Full end-to-end test: start recording → join as student → stop → play back across Chrome, Firefox, iOS Safari, Android Chrome. Access control security test: every role attempts every action, verify 403 on all unauthorized attempts. Signed URL expiry test. Egress crash simulation and recovery test. LiveKit Egress deployment configuration on the production server (if not already running). Final smoke test on production environment.

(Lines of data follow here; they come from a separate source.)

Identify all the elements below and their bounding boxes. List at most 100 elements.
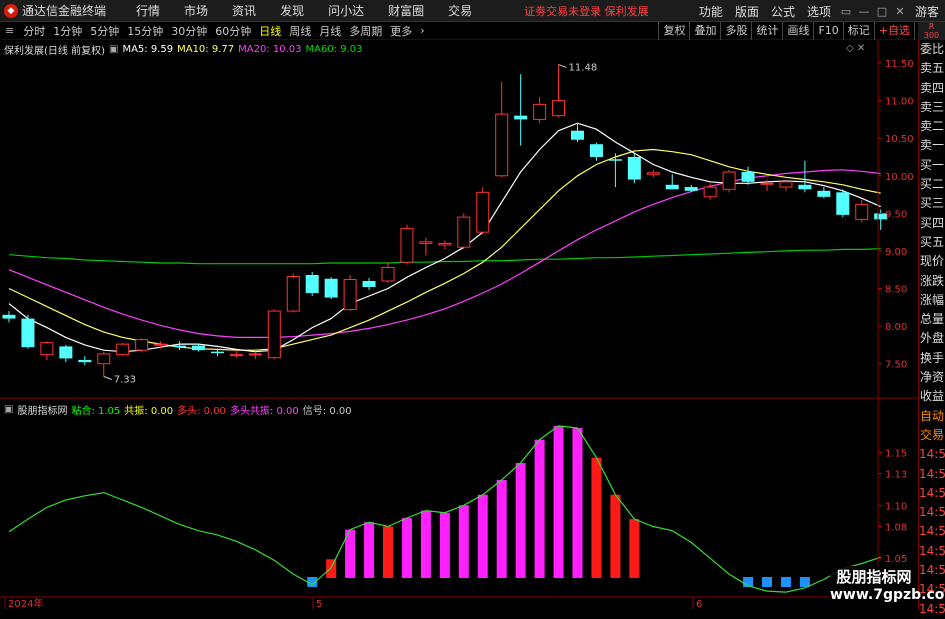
candle-body — [855, 203, 869, 220]
candle-body — [589, 144, 603, 157]
ma60-line — [8, 248, 881, 265]
price-tick-label: 11.00 — [885, 97, 914, 108]
side-panel-item[interactable]: 净资 — [919, 368, 945, 387]
indicator-tick-label: 1.05 — [885, 554, 907, 565]
login-warning[interactable]: 证劵交易未登录 保利发展 — [524, 3, 649, 19]
side-panel-item[interactable]: 涨跌 — [919, 272, 945, 291]
side-panel-item[interactable]: 买三 — [919, 194, 945, 213]
menu-trade[interactable]: 交易 — [436, 2, 484, 19]
indicator-bar-magenta — [477, 494, 488, 578]
close-icon[interactable]: ✕ — [891, 5, 909, 18]
period-monthly[interactable]: 月线 — [315, 23, 345, 39]
f10-button[interactable]: F10 — [813, 22, 842, 40]
menu-layout[interactable]: 版面 — [729, 3, 765, 20]
chart-settings-icon[interactable]: ▣ — [109, 44, 118, 55]
stats-button[interactable]: 统计 — [751, 22, 782, 40]
menu-toggle-icon[interactable]: ≡ — [0, 24, 19, 37]
side-panel-item[interactable]: 14:56 — [919, 445, 945, 464]
menu-news[interactable]: 资讯 — [220, 2, 268, 19]
close-chart-icon[interactable]: ✕ — [857, 43, 865, 54]
side-panel-item[interactable]: 卖二 — [919, 117, 945, 136]
candle-body — [438, 242, 452, 246]
long-resonance-value: 多头共振: 0.00 — [229, 406, 299, 417]
restore-right-button[interactable]: 复权 — [658, 22, 689, 40]
side-panel-item[interactable]: 卖三 — [919, 98, 945, 117]
side-panel-item[interactable]: 买五 — [919, 233, 945, 252]
candle-body — [476, 191, 490, 233]
side-panel-item[interactable]: 现价 — [919, 252, 945, 271]
date-label: 2024年 — [8, 597, 43, 609]
add-watchlist-button[interactable]: +自选 — [873, 22, 914, 40]
indicator-bar-magenta — [496, 479, 507, 578]
charts-svg: 11.48 7.33 7.50 8.00 8.50 9.00 9.50 10.00 10.50… — [0, 40, 918, 609]
candle-body — [59, 346, 73, 359]
side-panel-item[interactable]: 14:56 — [919, 561, 945, 580]
ma10-line — [8, 148, 881, 351]
menu-market[interactable]: 行情 — [124, 2, 172, 19]
side-panel-item[interactable]: 委比 — [919, 40, 945, 59]
indicator-bar-blue — [799, 577, 810, 587]
candle-body — [343, 279, 357, 311]
side-panel-item[interactable]: 14:56 — [919, 503, 945, 522]
period-more[interactable]: 更多 — [386, 23, 416, 39]
period-weekly[interactable]: 周线 — [285, 23, 315, 39]
period-15min[interactable]: 15分钟 — [123, 23, 167, 39]
side-panel-item[interactable]: 涨幅 — [919, 291, 945, 310]
glue-line — [8, 425, 881, 593]
candle-body — [21, 318, 35, 348]
draw-line-button[interactable]: 画线 — [782, 22, 813, 40]
window-icon[interactable]: ▭ — [837, 5, 855, 18]
candle-body — [419, 241, 433, 244]
period-daily[interactable]: 日线 — [255, 23, 285, 39]
indicator-bar-magenta — [515, 462, 526, 578]
menu-options[interactable]: 选项 — [801, 3, 837, 20]
side-panel-item[interactable]: 买四 — [919, 214, 945, 233]
watermark: 股朋指标网 www.7gpzb.com — [830, 566, 945, 606]
side-panel-item[interactable]: 收益 — [919, 387, 945, 406]
period-30min[interactable]: 30分钟 — [167, 23, 211, 39]
chevron-right-icon[interactable]: › — [416, 24, 428, 37]
side-panel-item[interactable]: 总量 — [919, 310, 945, 329]
side-panel-item[interactable]: 卖四 — [919, 79, 945, 98]
multi-stock-button[interactable]: 多股 — [720, 22, 751, 40]
period-5min[interactable]: 5分钟 — [86, 23, 123, 39]
indicator-bar-magenta — [534, 439, 545, 578]
diamond-icon[interactable]: ◇ — [846, 43, 854, 54]
mark-button[interactable]: 标记 — [842, 22, 874, 40]
side-panel-item[interactable]: 卖五 — [919, 59, 945, 78]
menu-formula[interactable]: 公式 — [765, 3, 801, 20]
menu-discover[interactable]: 发现 — [268, 2, 316, 19]
high-annotation: 11.48 — [569, 63, 598, 74]
period-multi[interactable]: 多周期 — [345, 23, 386, 39]
period-60min[interactable]: 60分钟 — [211, 23, 255, 39]
side-panel-item[interactable]: 换手 — [919, 349, 945, 368]
side-panel-item[interactable]: 14:56 — [919, 542, 945, 561]
side-panel-item[interactable]: 交易 — [919, 426, 945, 445]
side-panel-item[interactable]: 买一 — [919, 156, 945, 175]
side-panel-item[interactable]: 外盘 — [919, 329, 945, 348]
menu-ask[interactable]: 问小达 — [316, 2, 376, 19]
side-panel-item[interactable]: 14:56 — [919, 522, 945, 541]
side-panel-item[interactable]: 买二 — [919, 175, 945, 194]
side-panel-item[interactable]: 14:56 — [919, 465, 945, 484]
side-panel-item[interactable]: 自动 — [919, 407, 945, 426]
candle-body — [665, 184, 679, 190]
guest-user[interactable]: 游客 — [909, 3, 945, 20]
indicator-settings-icon[interactable]: ▣ — [4, 404, 13, 415]
indicator-bar-magenta — [458, 505, 469, 578]
indicator-bar-magenta — [553, 425, 564, 578]
menu-wealth[interactable]: 财富圈 — [376, 2, 436, 19]
overlay-button[interactable]: 叠加 — [689, 22, 720, 40]
menu-function[interactable]: 功能 — [693, 3, 729, 20]
period-timeshare[interactable]: 分时 — [19, 23, 49, 39]
period-1min[interactable]: 1分钟 — [49, 23, 86, 39]
indicator-bar-red — [629, 519, 640, 578]
side-panel-item[interactable]: 14:56 — [919, 484, 945, 503]
menu-exchange[interactable]: 市场 — [172, 2, 220, 19]
candle-body — [608, 159, 622, 161]
candle-body — [627, 156, 641, 180]
ma20-line — [8, 169, 881, 338]
side-panel-item[interactable]: 卖一 — [919, 136, 945, 155]
maximize-icon[interactable]: □ — [873, 5, 891, 18]
minimize-icon[interactable]: — — [855, 5, 873, 18]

Deliverable: Live on production. All test cases pass. Client can do their own UAT.

Section 08

Total Estimate & Summary

Task-Level Hour Estimate

Start/Stop UI + live indicator + consent banner 5–7 hrs
AES-128 encryption config + key endpoint 4–5 hrs
Hybrid access control backend logic 6–8 hrs
Signed URLs (replace permanent links) 4–5 hrs
Screen capture blocking (CSS + JS detection) 6–8 hrs
Dynamic watermark (animated, server-injected) 3–4 hrs
Playback page + hls.js player (mobile-responsive) 5–7 hrs
Admin management panel (list, grant/revoke, delete, expiry) 8–10 hrs
Retry logic + crash detection + disk guard 4–5 hrs
Audit log + key rate limiting 3–4 hrs
QA + security testing + deployment 6–12 hrs
Total Estimated Hours ~48 hrs

What the Client Gets at the End of 5 Days

🎥

Full Recording Controls

Admin can start, stop, and manage recordings from within the live meeting room. Auto-stop when meeting ends. Consent banner for all participants.

🔑

Hybrid Access Model

Entire batch automatically gets access. Admin can override per-person. Expiry dates per recording. 8-step access check runs on every request.

🔐

4-Layer Anti-Piracy

AES-128 encryption, screen capture blocking, dynamic watermark, and 90-minute signed URLs. Medical content protected at every level.

📱

Cross-Platform Playback

Smooth HLS video player works on Chrome, Firefox, iOS Safari, and Android Chrome. Seek, fullscreen, mobile-responsive layout.

🛠️

Admin Management Panel

List all recordings, grant/revoke access per user, set expiry, delete recordings, view storage usage, download (admin only).

📋

Full Audit Trail

Every recording view is logged with user ID, timestamp, and IP address. AES key requests are rate-limited and logged. Full accountability.